On the M/500, the first sequence would be

	jr ip
	addiu ip,ip,4

and execute in 2 cycles. (of course, the second instruction executes
in the branch delay slot of the first).

Likewise, the second would be

	jal <first word of definition>
	sw rl,(ip)

similarly.  (The jal instruction saves the return address in rl and the
second instruction again executes in the delay slot).
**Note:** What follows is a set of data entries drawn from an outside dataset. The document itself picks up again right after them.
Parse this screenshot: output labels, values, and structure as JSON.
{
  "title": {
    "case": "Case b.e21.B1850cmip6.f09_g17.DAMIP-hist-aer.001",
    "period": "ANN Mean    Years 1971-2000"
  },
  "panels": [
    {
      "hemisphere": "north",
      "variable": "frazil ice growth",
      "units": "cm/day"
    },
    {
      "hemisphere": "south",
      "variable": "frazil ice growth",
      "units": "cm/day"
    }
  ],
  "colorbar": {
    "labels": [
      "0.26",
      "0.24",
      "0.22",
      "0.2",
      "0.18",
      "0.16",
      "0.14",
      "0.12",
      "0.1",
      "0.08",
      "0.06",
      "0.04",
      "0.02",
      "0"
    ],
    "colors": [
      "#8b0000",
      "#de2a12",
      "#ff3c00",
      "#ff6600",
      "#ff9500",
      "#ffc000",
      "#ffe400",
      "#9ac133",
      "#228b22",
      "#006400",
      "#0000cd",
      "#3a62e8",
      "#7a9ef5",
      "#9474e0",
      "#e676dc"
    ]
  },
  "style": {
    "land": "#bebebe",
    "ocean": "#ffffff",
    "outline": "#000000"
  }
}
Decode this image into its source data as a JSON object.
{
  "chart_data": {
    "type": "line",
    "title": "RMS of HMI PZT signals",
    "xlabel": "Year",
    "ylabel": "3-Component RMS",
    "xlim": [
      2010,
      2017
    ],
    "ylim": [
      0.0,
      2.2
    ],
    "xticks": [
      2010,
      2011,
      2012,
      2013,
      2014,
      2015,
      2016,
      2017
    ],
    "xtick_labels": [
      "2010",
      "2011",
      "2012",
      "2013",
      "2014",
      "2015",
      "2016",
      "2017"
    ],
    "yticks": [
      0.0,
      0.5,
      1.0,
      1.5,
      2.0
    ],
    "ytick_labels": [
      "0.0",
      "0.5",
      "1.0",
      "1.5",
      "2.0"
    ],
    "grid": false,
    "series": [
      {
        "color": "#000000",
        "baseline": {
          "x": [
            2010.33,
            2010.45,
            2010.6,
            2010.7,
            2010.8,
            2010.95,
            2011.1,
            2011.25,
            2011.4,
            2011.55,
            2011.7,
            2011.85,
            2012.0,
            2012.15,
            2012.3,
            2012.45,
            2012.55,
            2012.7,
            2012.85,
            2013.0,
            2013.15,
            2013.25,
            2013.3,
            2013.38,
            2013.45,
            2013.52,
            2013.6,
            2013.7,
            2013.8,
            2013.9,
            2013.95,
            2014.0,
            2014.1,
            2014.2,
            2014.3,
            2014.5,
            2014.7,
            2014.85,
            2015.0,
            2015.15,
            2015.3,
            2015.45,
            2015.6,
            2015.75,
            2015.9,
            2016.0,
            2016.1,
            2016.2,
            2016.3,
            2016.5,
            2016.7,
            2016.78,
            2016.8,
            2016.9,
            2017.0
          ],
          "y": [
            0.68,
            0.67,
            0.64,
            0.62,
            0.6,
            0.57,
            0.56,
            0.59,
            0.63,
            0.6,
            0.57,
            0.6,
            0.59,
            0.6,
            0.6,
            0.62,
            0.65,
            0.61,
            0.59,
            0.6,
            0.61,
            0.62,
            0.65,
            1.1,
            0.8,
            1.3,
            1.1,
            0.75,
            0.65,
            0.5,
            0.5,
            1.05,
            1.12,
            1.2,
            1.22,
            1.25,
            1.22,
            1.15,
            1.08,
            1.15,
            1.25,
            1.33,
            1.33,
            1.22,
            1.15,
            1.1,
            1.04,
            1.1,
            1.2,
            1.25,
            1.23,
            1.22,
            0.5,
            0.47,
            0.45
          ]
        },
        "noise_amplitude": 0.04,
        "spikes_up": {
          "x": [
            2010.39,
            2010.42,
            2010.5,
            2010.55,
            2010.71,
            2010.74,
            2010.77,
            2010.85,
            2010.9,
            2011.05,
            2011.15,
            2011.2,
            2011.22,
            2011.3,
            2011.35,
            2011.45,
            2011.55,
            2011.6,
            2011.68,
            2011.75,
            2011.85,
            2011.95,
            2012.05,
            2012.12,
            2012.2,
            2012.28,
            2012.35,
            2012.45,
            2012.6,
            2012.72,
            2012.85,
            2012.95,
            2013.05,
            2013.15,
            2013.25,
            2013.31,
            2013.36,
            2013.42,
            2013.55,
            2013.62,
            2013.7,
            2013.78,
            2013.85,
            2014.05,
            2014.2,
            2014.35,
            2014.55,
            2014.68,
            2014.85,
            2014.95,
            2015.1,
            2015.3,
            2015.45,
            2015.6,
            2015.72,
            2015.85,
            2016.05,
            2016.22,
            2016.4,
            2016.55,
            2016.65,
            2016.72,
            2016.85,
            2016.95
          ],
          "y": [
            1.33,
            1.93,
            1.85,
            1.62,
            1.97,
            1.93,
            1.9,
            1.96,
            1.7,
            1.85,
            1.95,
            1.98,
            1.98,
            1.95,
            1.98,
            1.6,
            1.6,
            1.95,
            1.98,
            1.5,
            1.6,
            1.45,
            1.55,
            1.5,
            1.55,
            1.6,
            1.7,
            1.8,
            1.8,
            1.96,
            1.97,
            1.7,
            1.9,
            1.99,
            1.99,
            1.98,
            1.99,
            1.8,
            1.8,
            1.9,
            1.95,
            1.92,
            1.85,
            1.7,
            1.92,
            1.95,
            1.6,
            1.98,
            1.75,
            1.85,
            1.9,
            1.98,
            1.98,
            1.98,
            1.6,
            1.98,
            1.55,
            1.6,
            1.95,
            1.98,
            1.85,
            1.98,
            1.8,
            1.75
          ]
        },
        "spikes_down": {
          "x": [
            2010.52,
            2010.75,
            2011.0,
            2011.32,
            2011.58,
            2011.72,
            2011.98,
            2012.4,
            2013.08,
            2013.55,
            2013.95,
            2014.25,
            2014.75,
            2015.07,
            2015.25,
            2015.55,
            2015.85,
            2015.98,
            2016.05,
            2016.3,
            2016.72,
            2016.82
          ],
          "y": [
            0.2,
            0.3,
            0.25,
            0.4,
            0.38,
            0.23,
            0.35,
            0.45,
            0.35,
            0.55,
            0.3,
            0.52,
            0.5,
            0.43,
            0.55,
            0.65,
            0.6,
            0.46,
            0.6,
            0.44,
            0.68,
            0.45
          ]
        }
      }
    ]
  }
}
On our M/500, the time taken is about 250 ns for each sequence.

Can anyone beat THAT?

tim@amdcad.UUCP (07/21/87)

In article <1946@aw.sei.cmu.edu> firth@bd.sei.cmu.edu.UUCP (PUT YOUR NAME HERE) writes:
+-----
| On our M/500, the time taken is about 250 ns for each sequence.
| 
| Can anyone beat THAT?
+-----
Now go to a faster cycle time, like the mips M/800 (62ns) or the Am29000
(40ns, simulated):

NEXT:
	jmpi	ip
	add	ip,ip,4

DOCOL:
	call	ret_addr, <first word of definition>
	store	ret_addr, ip


That's now 80ns for each sequence.  

You can also use the large register file of the Am29000 to cache the
FORTH parameter stack on-chip, so primatives like "+" can be written
like:

	plus:
		add	lr1, lr1, lr0	; perform add : nos <- nos + tos
		add	gr1, gr1, 4	; pop stack

instead of:

	plus:
		load	r0, (sp)
		load	r1, 4(sp)
		add	r1, r1, r0
		store	r1, 4(sp)
		add	sp, sp, 4

which has to go to memory 3 times.


	-- Tim Olson
	Advanced Micro Devices
	(tim@amdcad.amd.com)

jty@tut.fi (Nokari) (07/22/87)

In article <398@sugar.UUCP> peter@sugar.UUCP (Peter DaSilva) writes:
>> > #pragma asm PDP-11
>> > 	mov	(IP)+,WP	; anybody recognise this
>> > 	jmp	@(WP)+		; piece of code?
>> > #pragma C

How about

	mov	@(IP)+,PC

(And I think MOV is faster than JMP)

W-register? Who needs W-register?

.. sorry, couldn't resist..
-- 
Jyrki Yli-Nokari
Intrinsic, Ltd.  ---  "The creators of C-77, The Fortran-to-C translator"
jty@intrin.FI  - or -  YLI@FINTUTA.BITNET

pmk@hall.UUCP (07/31/87)

In article <1946@aw.sei.cmu.edu>, firth@sei.cmu.edu (Robert Firth) writes:
> In article <8326@utzoo.UUCP> henry@utzoo.UUCP (Henry Spencer) writes:
> >> 
> >> NEXT:
> >> 	jmp (IP)+
> >> 
> >> DOCOL:
> >> 	jsr (IP),<first word of definition>
> >
> >Given that that one instruction takes 1.68 us in the first case and 3.7 in
> >the second, this being on a relatively fast 11 (the 44), I would say it is
> >pretty easy to come up with a faster interpreter on something like a MIPS
> >machine...
> 
> On our M/500, the time taken is about 250 ns for each sequence.
> 
> Can anyone beat THAT?

Well, yes.  Cray-2 code for NEXT is:

	a1	0
	a2	1
	a1	a1+a.IP
	a.IP	a.IP+a2
	j	a1

and DOCOL is:

	a1	<first word of defn>
	r,a.IP	a1

It's faster than the M/500, but the hardware is a little more expensive.